Первым делом я аккуратно отставил гитару, решив далеко не убирать, после чего обратился во внимание. Дмитрий, усевшийся напротив, начал издалека, да из такого, что о-го-го. Мол, хорошо ли я подумал?
– Не по купцу товар, – выпалил он и добавил: – Ты не помысли чего – ныне не об Эстляндии моя забота, о тебе. Ты ныне и у меня в чести, и у царевича, так что купчина из выгодных. Хошь, я за тебя Анну сосватаю, коя сестра Жигмонта? Хотя нет, куда лучшее иная королевна, коя дочка Карлы свейского. Слыхал я, девка ликом хоть куда, да и по летам… Ты ж мне в версту[98], верно? Ну вот, стало быть, его Катерина[99] на два годка тебя помладше – самое то.

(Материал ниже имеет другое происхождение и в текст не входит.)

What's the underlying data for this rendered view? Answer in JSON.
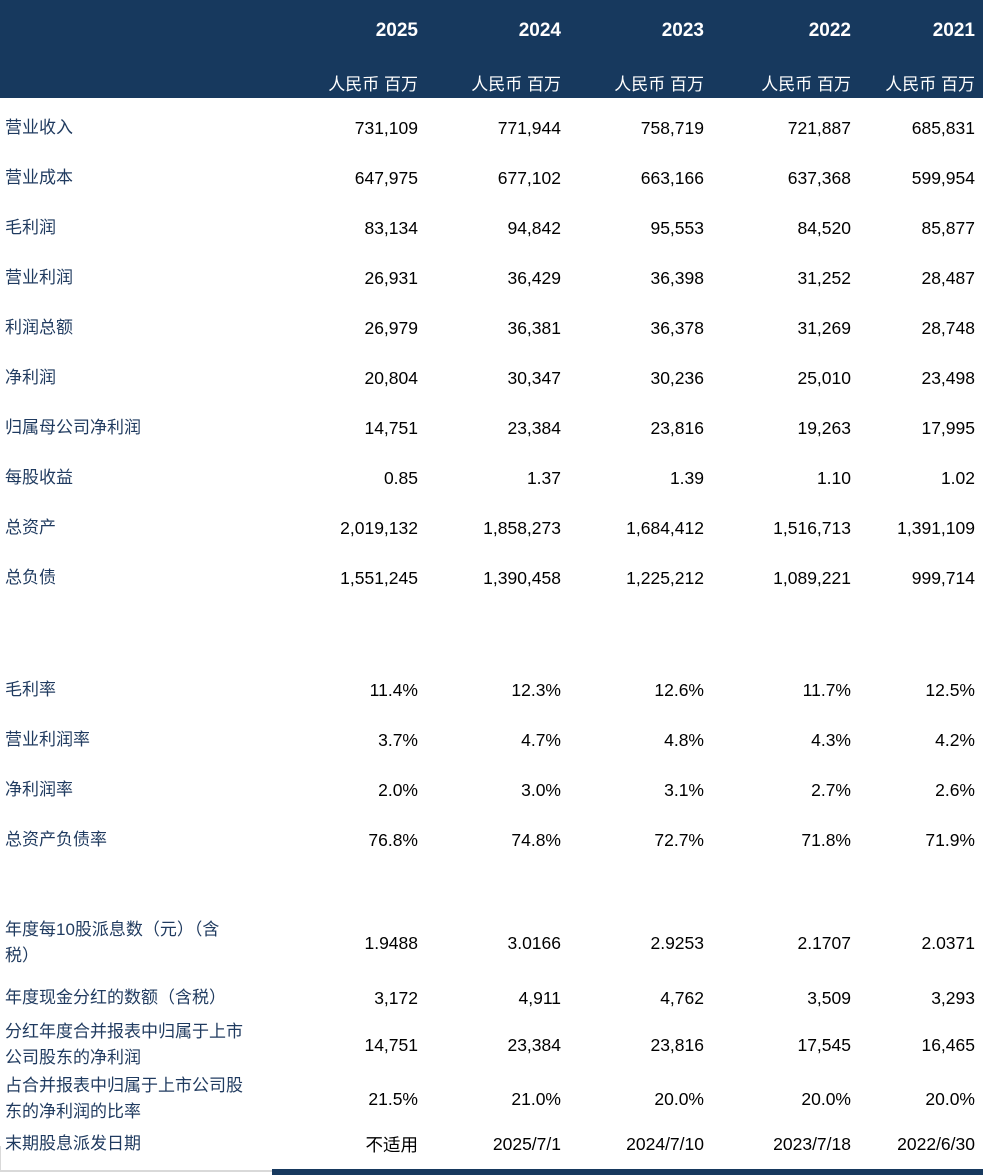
{
  "header": {
    "years": [
      "2025",
      "2024",
      "2023",
      "2022",
      "2021"
    ],
    "unit_label": "人民币 百万"
  },
  "sections": [
    {
      "name": "income-and-balance",
      "rows": [
        {
          "label": "营业收入",
          "values": [
            "731,109",
            "771,944",
            "758,719",
            "721,887",
            "685,831"
          ]
        },
        {
          "label": "营业成本",
          "values": [
            "647,975",
            "677,102",
            "663,166",
            "637,368",
            "599,954"
          ]
        },
        {
          "label": "毛利润",
          "values": [
            "83,134",
            "94,842",
            "95,553",
            "84,520",
            "85,877"
          ]
        },
        {
          "label": "营业利润",
          "values": [
            "26,931",
            "36,429",
            "36,398",
            "31,252",
            "28,487"
          ]
        },
        {
          "label": "利润总额",
          "values": [
            "26,979",
            "36,381",
            "36,378",
            "31,269",
            "28,748"
          ]
        },
        {
          "label": "净利润",
          "values": [
            "20,804",
            "30,347",
            "30,236",
            "25,010",
            "23,498"
          ]
        },
        {
          "label": "归属母公司净利润",
          "values": [
            "14,751",
            "23,384",
            "23,816",
            "19,263",
            "17,995"
          ]
        },
        {
          "label": "每股收益",
          "values": [
            "0.85",
            "1.37",
            "1.39",
            "1.10",
            "1.02"
          ]
        },
        {
          "label": "总资产",
          "values": [
            "2,019,132",
            "1,858,273",
            "1,684,412",
            "1,516,713",
            "1,391,109"
          ]
        },
        {
          "label": "总负债",
          "values": [
            "1,551,245",
            "1,390,458",
            "1,225,212",
            "1,089,221",
            "999,714"
          ]
        }
      ]
    },
    {
      "name": "ratios",
      "rows": [
        {
          "label": "毛利率",
          "values": [
            "11.4%",
            "12.3%",
            "12.6%",
            "11.7%",
            "12.5%"
          ]
        },
        {
          "label": "营业利润率",
          "values": [
            "3.7%",
            "4.7%",
            "4.8%",
            "4.3%",
            "4.2%"
          ]
        },
        {
          "label": "净利润率",
          "values": [
            "2.0%",
            "3.0%",
            "3.1%",
            "2.7%",
            "2.6%"
          ]
        },
        {
          "label": "总资产负债率",
          "values": [
            "76.8%",
            "74.8%",
            "72.7%",
            "71.8%",
            "71.9%"
          ]
        }
      ]
    },
    {
      "name": "dividends",
      "rows": [
        {
          "label": "年度每10股派息数（元）（含税）",
          "values": [
            "1.9488",
            "3.0166",
            "2.9253",
            "2.1707",
            "2.0371"
          ]
        },
        {
          "label": "年度现金分红的数额（含税）",
          "values": [
            "3,172",
            "4,911",
            "4,762",
            "3,509",
            "3,293"
          ]
        },
        {
          "label": "分红年度合并报表中归属于上市公司股东的净利润",
          "values": [
            "14,751",
            "23,384",
            "23,816",
            "17,545",
            "16,465"
          ]
        },
        {
          "label": "占合并报表中归属于上市公司股东的净利润的比率",
          "values": [
            "21.5%",
            "21.0%",
            "20.0%",
            "20.0%",
            "20.0%"
          ]
        },
        {
          "label": "末期股息派发日期",
          "values": [
            "不适用",
            "2025/7/1",
            "2024/7/10",
            "2023/7/18",
            "2022/6/30"
          ]
        }
      ]
    }
  ],
  "colors": {
    "header_bg": "#17395E",
    "header_text": "#FFFFFF",
    "label_text": "#1F3A5F",
    "number_text": "#000000",
    "grid_gray": "#D9D9D9"
  }
}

Я снисходительно улыбнулся его наивным ухищрениям, открыл было рот, но чуть погодя мне вдруг пришло в голову, что сейчас самое время для маленькой мести за Ярославль – не все ж ему одному заниматься пакостями, – и вместо отказа лишь неуверенно передернул плечами, пусть воспримет этот жест за мое колебание.
Так и получилось. Дмитрий немедленно возликовал, довольно потер руки и, радуясь, что удалось меня отговорить или почти отговорить от женитьбы на Ксении, усилил натиск, принявшись дожимать меня до конца. Мол, я могу не сомневаться – коли он сам выступит в роли свата, Карл нипочем ему не откажет, а уж невеста тем паче. И вообще, куда лучше и достойнее для князя заморские шелка и бархат, нежели…

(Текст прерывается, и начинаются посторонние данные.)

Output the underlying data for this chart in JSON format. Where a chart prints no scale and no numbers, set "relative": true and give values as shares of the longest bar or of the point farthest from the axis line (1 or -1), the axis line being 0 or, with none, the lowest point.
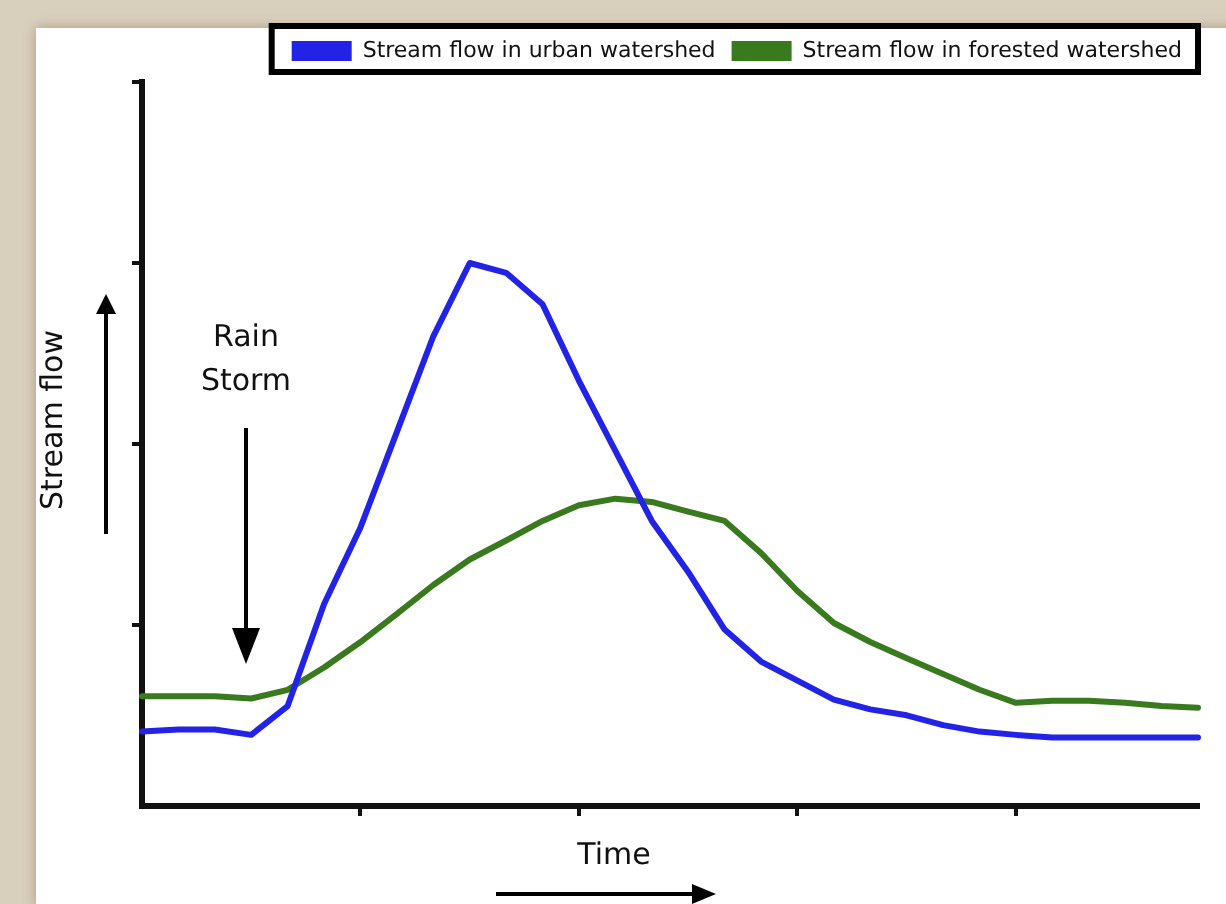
{
  "chart_data": {
    "type": "line",
    "xlabel": "Time",
    "ylabel": "Stream flow",
    "annotations": [
      "Rain Storm"
    ],
    "relative": true,
    "legend": "top right",
    "marker": "none",
    "categories": [
      null,
      null,
      null,
      null,
      null,
      null,
      null,
      null,
      null,
      null,
      null,
      null,
      null,
      null,
      null,
      null,
      null,
      null,
      null,
      null,
      null,
      null,
      null,
      null,
      null,
      null,
      null,
      null,
      null,
      null
    ],
    "series": [
      {
        "name": "Stream flow in urban watershed",
        "color": "#2323e8",
        "values": [
          0.137,
          0.141,
          0.141,
          0.131,
          0.184,
          0.372,
          0.513,
          0.689,
          0.865,
          1,
          0.982,
          0.924,
          0.783,
          0.654,
          0.525,
          0.431,
          0.325,
          0.266,
          0.231,
          0.196,
          0.178,
          0.167,
          0.149,
          0.137,
          0.131,
          0.126,
          0.126,
          0.126,
          0.126,
          0.126
        ]
      },
      {
        "name": "Stream flow in forested watershed",
        "color": "#3a7a1e",
        "values": [
          0.202,
          0.202,
          0.202,
          0.198,
          0.214,
          0.255,
          0.302,
          0.354,
          0.407,
          0.454,
          0.489,
          0.525,
          0.554,
          0.566,
          0.56,
          0.542,
          0.525,
          0.466,
          0.396,
          0.337,
          0.302,
          0.272,
          0.243,
          0.214,
          0.19,
          0.194,
          0.194,
          0.19,
          0.184,
          0.181
        ]
      }
    ]
  }
}
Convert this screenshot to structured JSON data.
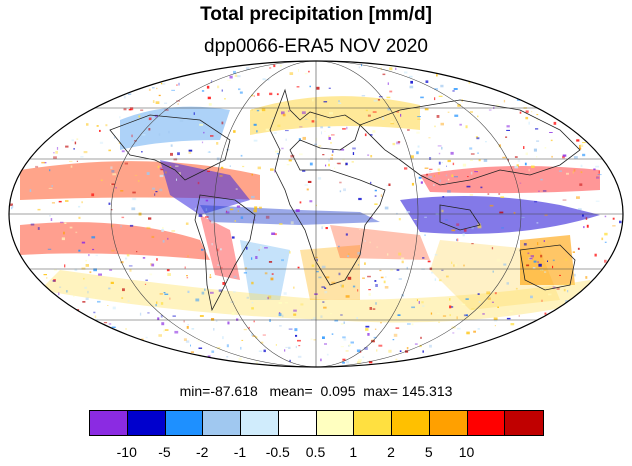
{
  "title": "Total precipitation [mm/d]",
  "subtitle": "dpp0066-ERA5 NOV 2020",
  "stats": {
    "min_label": "min=",
    "min_value": "-87.618",
    "mean_label": "mean=",
    "mean_value": "0.095",
    "max_label": "max=",
    "max_value": "145.313"
  },
  "map": {
    "projection": "mollweide",
    "ocean_color": "#ffffff",
    "graticule_color": "#333333",
    "coastline_color": "#222222"
  },
  "colorbar": {
    "colors": [
      "#8b2be2",
      "#0000cd",
      "#1e90ff",
      "#a0c8f0",
      "#d0ecfc",
      "#ffffff",
      "#ffffc0",
      "#ffe040",
      "#ffc000",
      "#ffa000",
      "#ff0000",
      "#c00000"
    ],
    "labels": [
      "-10",
      "-5",
      "-2",
      "-1",
      "-0.5",
      "0.5",
      "1",
      "2",
      "5",
      "10"
    ]
  }
}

– А мне льняное полотно дороже всего, – перебил я его, когда решил, что пора, а для усиления контраста даже вкрадчиво поделился с ним: – Не поверишь, государь, но влюбился не на шутку.
Третий день – ей-ей не вру! —Саблю в руки не беру,И мечтательность такая,Что того гляди помру!..[100]
Дмитрия надо было видеть. Ну да, вроде бы почти убедил, и на тебе – начинай все заново. Из парилки да в прорубь – ну в точности как он меня в Ярославле. Государь вскочил со стула, по старой привычке забегав из угла в угол, и мне оставалось только глядеть, насколько его хватит, и гадать, какие еще доводы он приведет.
– Опять же и сам товар залежалый, – выпалил он через минуту. – Вон у Басманова-то братанична куда сочней, так на что тебе переспелок?
– Злато, сколь ни лежит, златом и останется, – лениво огрызнулся я.
– Ежели б злато, так и спору не было бы, – фыркнул он и, подскочив ко мне, принялся заговорщически шептать на ухо, словно опасаясь, будто кто-то может подслушать: – Ты мать-то ее припомни! Чай, не раз видал, за столом у царевича сидючи. Али мыслишь, мне не ведомо, яко она всех кобелей на тебя спускала?
– Так то мать, – рассудительно возразил я. – Потому-то я и женюсь не на Марии Григорьевне. Опять же теща, она и в Африке теща – тут уж ничего не попишешь.